Seringkali ketakutan-ketakutan kita itu mencegah kita untuk terbuka dan rileks menerima kebaikan orang lain, sehingga malah yang menjadi kenyataan adalah apa-apa yang terlalu kita khawatirkan dan takutkan. Saya sempat membaca juga tentang ini, dari The Secret, juga dari beberapa sesi sharing dengan guru yoga saya. Tentang Law of Attraction. Apa-apa yang paling banyak muncul di pikiran kita, bisa jadi dibaca oleh semesta untuk menuju ke bayangan yang ada di pikiran kita. Apalagi mereka yang memiliki intuisi tajam perlu sangat berhati-hati dalam mengelola pikirannya. Ah ini sebenarnya pembahasan yang cukup panjang tapi barangkali bisa saya rekomendasikan tulisan-tulisan dari guru saya, Ibu Amalina.

Beberapa hari yang lalu saya juga mendapatkan sebuah insight dari kelas Bapak Suwardjono mengenai penggunaan Bahasa Indonesia dalam tata bahasa tulisan ilmiah. Salah satu insight yang saya dapat tentang bagaimana sikap kita terhadap istilah/bahasa baru yang terkesan "aneh" di telinga. Apakah kita skeptis atau malah penasaran dan berusaha memahaminya? Pemikiran skeptis dan memberikan judgement di awal justru lebih banyak mencegah kita dari belajar dan memahami perspektif berbeda. Akibatnya orang akan cenderung berkacamata kuda, hanya berpikiran sempit dalam memandang dunia. Akan tetapi jika kita memberi ruang pada diri kita untuk belajar memahami tanpa memberikan judgement di awal, wisdom itu akan terbuka. Ibarat ketika berada di dalam aliran sungai, mereka yang panik dan merasa ketakutan akan tenggalam justru akan tenggelam. Sedangkan mereka yang rileks, akan memberikan ruang bagi dirinya untuk mengambil strategi dan belajar berenang ke tepi atau tujuan yang diinginkan. (Catatan: maaf jika masih menggunakan tata bahasa campuran meski sudah habis dapat pelajaran di kelas beliau. Ternyata menyesuaikan Bahasa Indonesia itu sulit juga. hehe) 
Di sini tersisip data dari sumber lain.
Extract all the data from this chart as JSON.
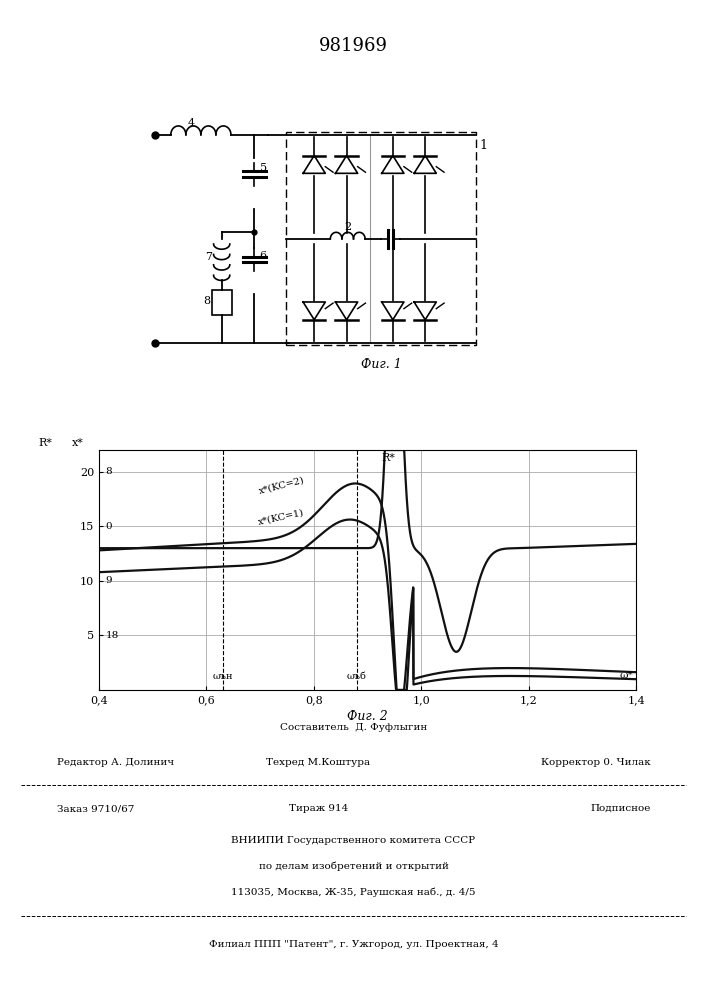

Begitu juga dengan hidup. Kepanikan, ketakutan yang hanya akan memapah kita pada pemikiran sempit dan satu arah, bisa jadi akan memapah arah hidup kita juga ke tempat yang kita takutkan itu.

Satu hal yang sedang berusaha saya latih sekarang adalah merilekskan pikiran, hati, dan harap. Men-tawakal-kan penuh kepada Allah dengan prasangka baik yang benar-benar mindful. Memaafkan masa lalu dan bahagia dengan apa adanya sekarang. Entah kejutan baik apa lagi yang Allah akan hadirkan, tenang, rileks, serahkan biar Allah yang mengatur. Berikan respect terhadap diri sendiri dengan menunaikan haknya untuk menjadi lebih baik. Self-respect.